The front-steering tricycle was invented in 1881: you could use the handlebars to guide the machine. A three-wheeler felt safer, and it suited ladies in long dresses.

By 1884, twenty British companies were manufacturing 120 models.

Queen Victoria bought two tricycles. (She didn’t ride them but believed in supporting British industry.)

Her prime minister, Lord Salisbury, solemnly rode his tricycle across St James’s Park for exercise, followed by a footman who pushed him uphill. He weighed eighteen stone.

Oscar Browning was another tricycle fan. Browning was a bachelor don at Cambridge, and a famous pain in the neck.

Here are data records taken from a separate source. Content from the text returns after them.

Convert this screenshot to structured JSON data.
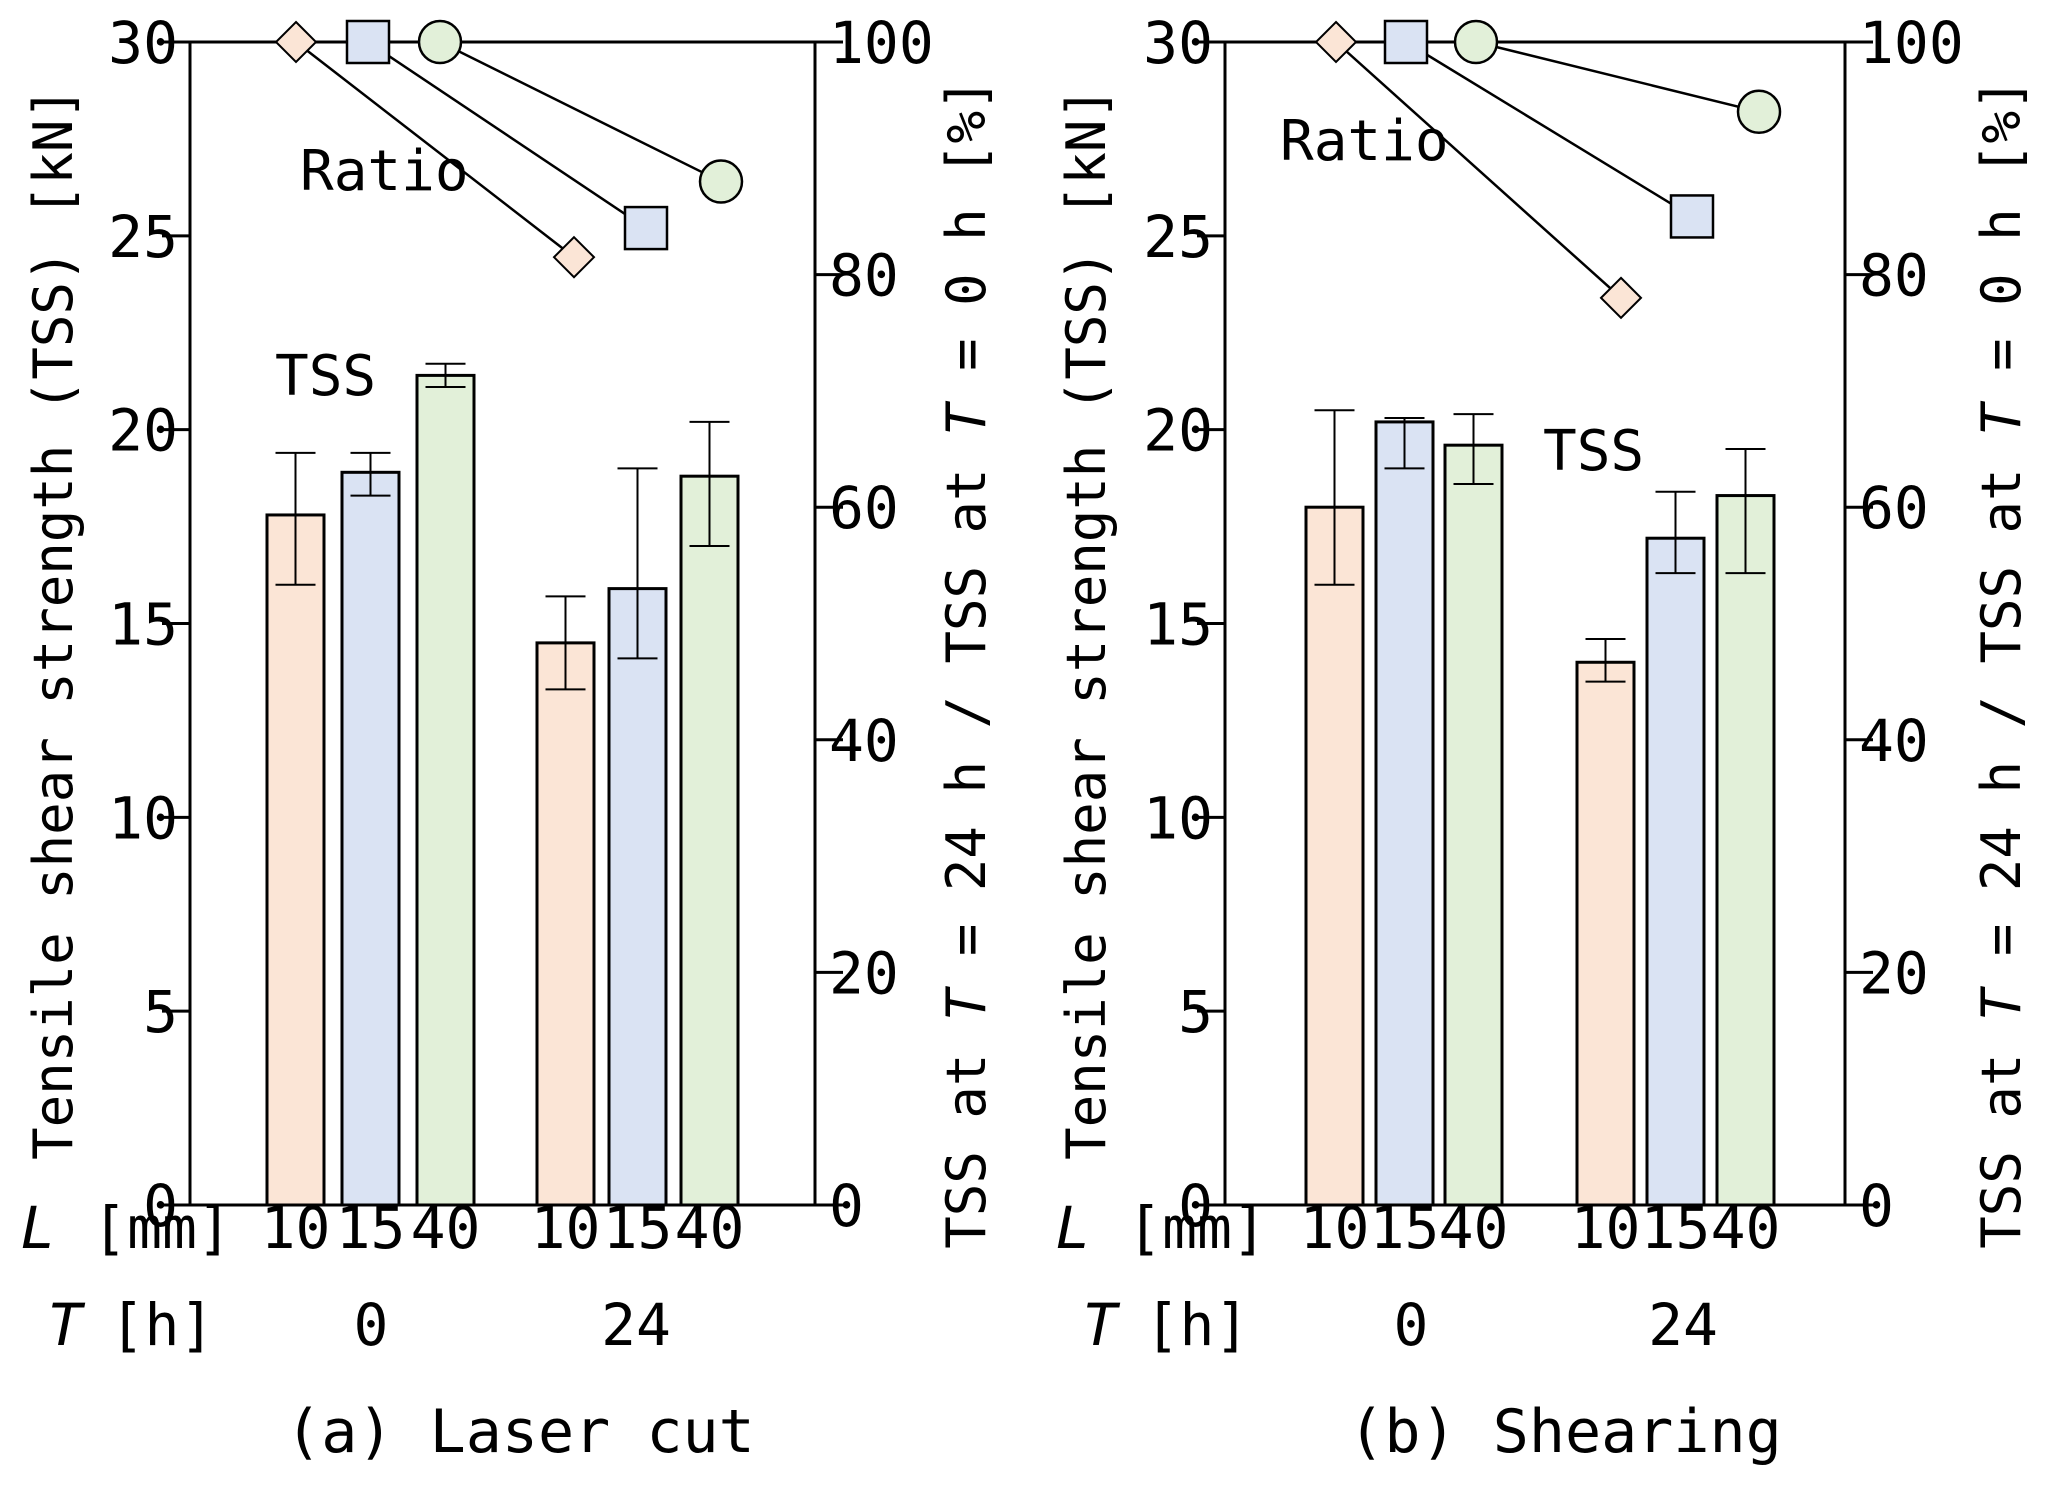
{
  "figure": {
    "row_labels": {
      "l_symbol": "L",
      "l_unit": "[mm]",
      "t_symbol": "T",
      "t_unit": "[h]"
    }
  },
  "chart_data": [
    {
      "type": "bar",
      "panel": "a",
      "caption": "(a) Laser cut",
      "title": "",
      "ylabel": "Tensile shear strength (TSS) [kN]",
      "y2label_parts": [
        "TSS at ",
        "T",
        " = 24 h / TSS at ",
        "T",
        " = 0 h [%]"
      ],
      "ylim": [
        0,
        30
      ],
      "y2lim": [
        0,
        100
      ],
      "yticks": [
        "0",
        "5",
        "10",
        "15",
        "20",
        "25",
        "30"
      ],
      "y2ticks": [
        "0",
        "20",
        "40",
        "60",
        "80",
        "100"
      ],
      "groups": [
        {
          "T": "0",
          "bars": [
            {
              "L": "10",
              "value": 17.8,
              "err_low": 16.0,
              "err_high": 19.4,
              "color": "#fbe5d6"
            },
            {
              "L": "15",
              "value": 18.9,
              "err_low": 18.3,
              "err_high": 19.4,
              "color": "#dae3f3"
            },
            {
              "L": "40",
              "value": 21.4,
              "err_low": 21.1,
              "err_high": 21.7,
              "color": "#e2f0d9"
            }
          ]
        },
        {
          "T": "24",
          "bars": [
            {
              "L": "10",
              "value": 14.5,
              "err_low": 13.3,
              "err_high": 15.7,
              "color": "#fbe5d6"
            },
            {
              "L": "15",
              "value": 15.9,
              "err_low": 14.1,
              "err_high": 19.0,
              "color": "#dae3f3"
            },
            {
              "L": "40",
              "value": 18.8,
              "err_low": 17.0,
              "err_high": 20.2,
              "color": "#e2f0d9"
            }
          ]
        }
      ],
      "ratio_series": [
        {
          "L": "10",
          "marker": "diamond",
          "color": "#fbe5d6",
          "start": 100,
          "end": 81.5
        },
        {
          "L": "15",
          "marker": "square",
          "color": "#dae3f3",
          "start": 100,
          "end": 84
        },
        {
          "L": "40",
          "marker": "circle",
          "color": "#e2f0d9",
          "start": 100,
          "end": 88
        }
      ],
      "annotations": {
        "ratio": "Ratio",
        "tss": "TSS"
      }
    },
    {
      "type": "bar",
      "panel": "b",
      "caption": "(b) Shearing",
      "title": "",
      "ylabel": "Tensile shear strength (TSS) [kN]",
      "y2label_parts": [
        "TSS at ",
        "T",
        " = 24 h / TSS at ",
        "T",
        " = 0 h [%]"
      ],
      "ylim": [
        0,
        30
      ],
      "y2lim": [
        0,
        100
      ],
      "yticks": [
        "0",
        "5",
        "10",
        "15",
        "20",
        "25",
        "30"
      ],
      "y2ticks": [
        "0",
        "20",
        "40",
        "60",
        "80",
        "100"
      ],
      "groups": [
        {
          "T": "0",
          "bars": [
            {
              "L": "10",
              "value": 18.0,
              "err_low": 16.0,
              "err_high": 20.5,
              "color": "#fbe5d6"
            },
            {
              "L": "15",
              "value": 20.2,
              "err_low": 19.0,
              "err_high": 20.3,
              "color": "#dae3f3"
            },
            {
              "L": "40",
              "value": 19.6,
              "err_low": 18.6,
              "err_high": 20.4,
              "color": "#e2f0d9"
            }
          ]
        },
        {
          "T": "24",
          "bars": [
            {
              "L": "10",
              "value": 14.0,
              "err_low": 13.5,
              "err_high": 14.6,
              "color": "#fbe5d6"
            },
            {
              "L": "15",
              "value": 17.2,
              "err_low": 16.3,
              "err_high": 18.4,
              "color": "#dae3f3"
            },
            {
              "L": "40",
              "value": 18.3,
              "err_low": 16.3,
              "err_high": 19.5,
              "color": "#e2f0d9"
            }
          ]
        }
      ],
      "ratio_series": [
        {
          "L": "10",
          "marker": "diamond",
          "color": "#fbe5d6",
          "start": 100,
          "end": 78
        },
        {
          "L": "15",
          "marker": "square",
          "color": "#dae3f3",
          "start": 100,
          "end": 85
        },
        {
          "L": "40",
          "marker": "circle",
          "color": "#e2f0d9",
          "start": 100,
          "end": 94
        }
      ],
      "annotations": {
        "ratio": "Ratio",
        "tss": "TSS"
      }
    }
  ]
}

Nicknamed “the OB”, he sped around Cambridge’s flat streets at 8 miles an hour. He even toured Europe on his tricycle.

Yet “the OB” still became enormously fat – indeed, so jokers said, obese.

He lobbied influential friends to get him a knighthood. The thought of Sir Oscar was too absurd. He was eventually awarded the OBE.

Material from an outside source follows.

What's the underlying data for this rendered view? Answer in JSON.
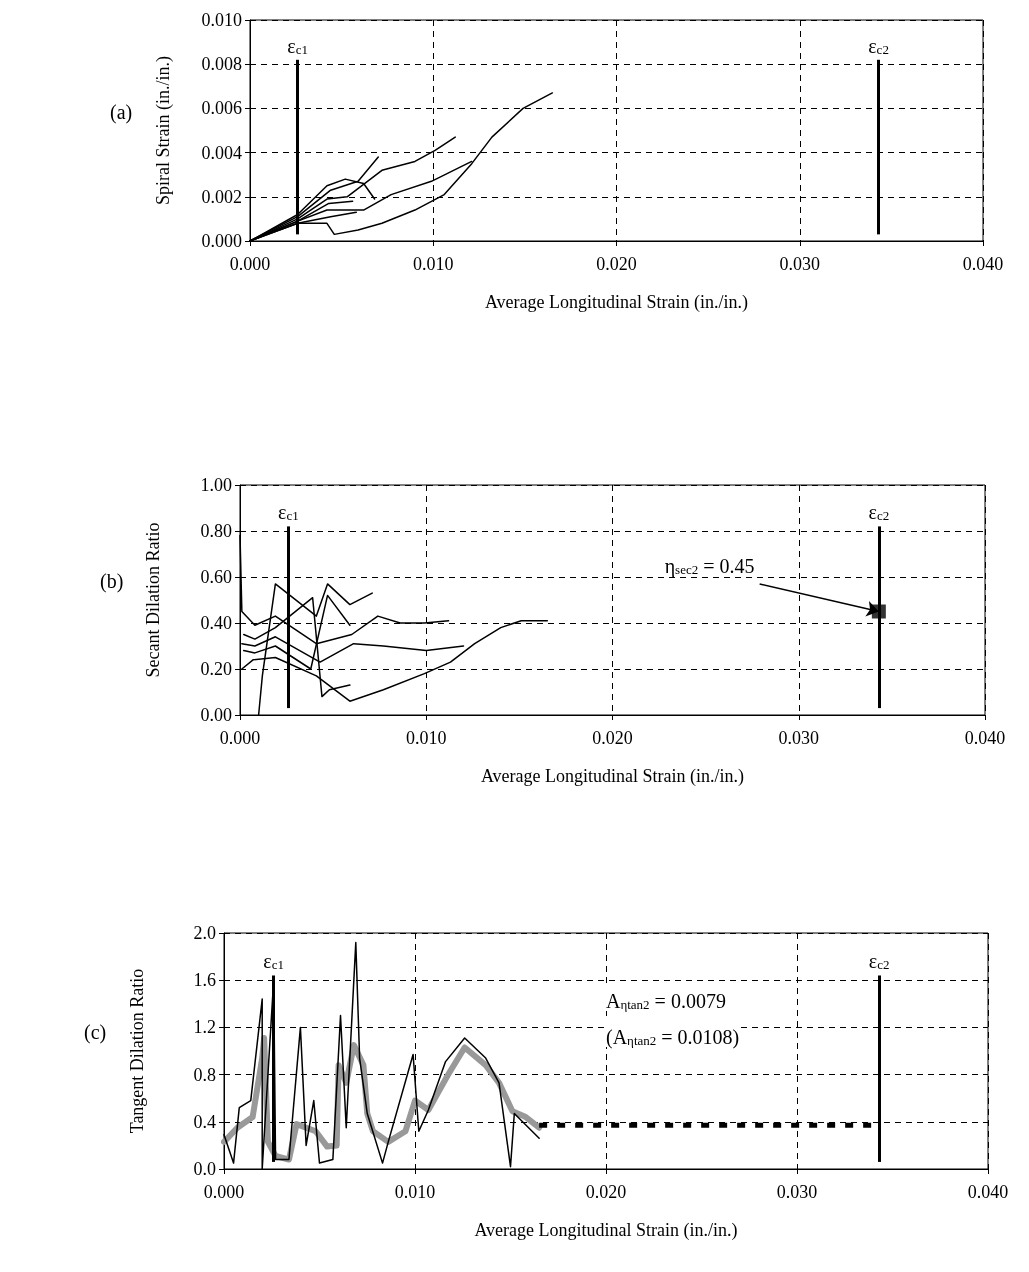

In 1884, a fashionable ladies’ magazine, The Queen, reported a tricycle expedition by two young ladies.

We don’t know their names, but they were educated and obviously well-off. They lived in smart St John’s Wood, near Lord’s cricket ground.

Their 3-wheelers gave them a freedom that was new for women.

They left home one September morning. Avoiding central London, they chose a roundabout route, through Walthamstow and Snaresbrook, joining the Romford road at Manor Park.

That’s where their problems began. “Owing to heavy traffic, the road as far as Romford is very bad.”

There was no tarmac in those days. With ladylike distaste, they complained of “inequalities of surface, and stones and dust galore”.

Poor road surfaces were tough on tricycles. Cyclists could weave past potholes, but it was harder to manoeuvre a tricycle. With three wheels, the chances of hitting a bump were high.

Solid rubber tyres gave some protection, but the Ilford to Romford stretch of today’s A118 was endured in grim silence.

“About a mile from Romford we became aware, by meeting herds of cattle, that something was going on.”

That “something” was Romford Market, a major centre for the cattle trade.

Expecting “a trying time” among the crowds, the two women resolved not to risk provoking anybody by tinkling their bells, “and rode as fast and quietly as possible”.

To their surprise, “people were much too busy to attend to us”. They survived Romford without a hitch.

Soon, “we found ourselves toiling up Hare Street Hill almost with the road to ourselves”.

This was the section of Main Road from Raphael Park to Balgores Lane. It doesn’t seem very steep today, but its long slope revealed another downside to the tricycle.

The young ladies were proud to own up-to-date models. “Our machines were both very light” – but, even so, each weighed 70 lbs (over 30 kilograms) – four times heavier than a modern bicycle, and hard work on even a slight incline. The highway levelled out around Gallows Corner.

“The road between Romford and Brentwood is very pretty; the surface is good, and in some places it is like riding in an avenue.”

Sad to say, a century of road-widening has mostly removed the stately trees of Gidea Park and Harold Wood.

They took a scenic route home to London, “determined to give the disagreeable Romford Road a wide berth.”

Around Abridge, they even hit six miles an hour!

It’s fun to think of two young ladies in their long skirts, toiling on tricycles through Romford. But, within a few years, the bicycle became king of the roadsters, and only small children rode on three wheels.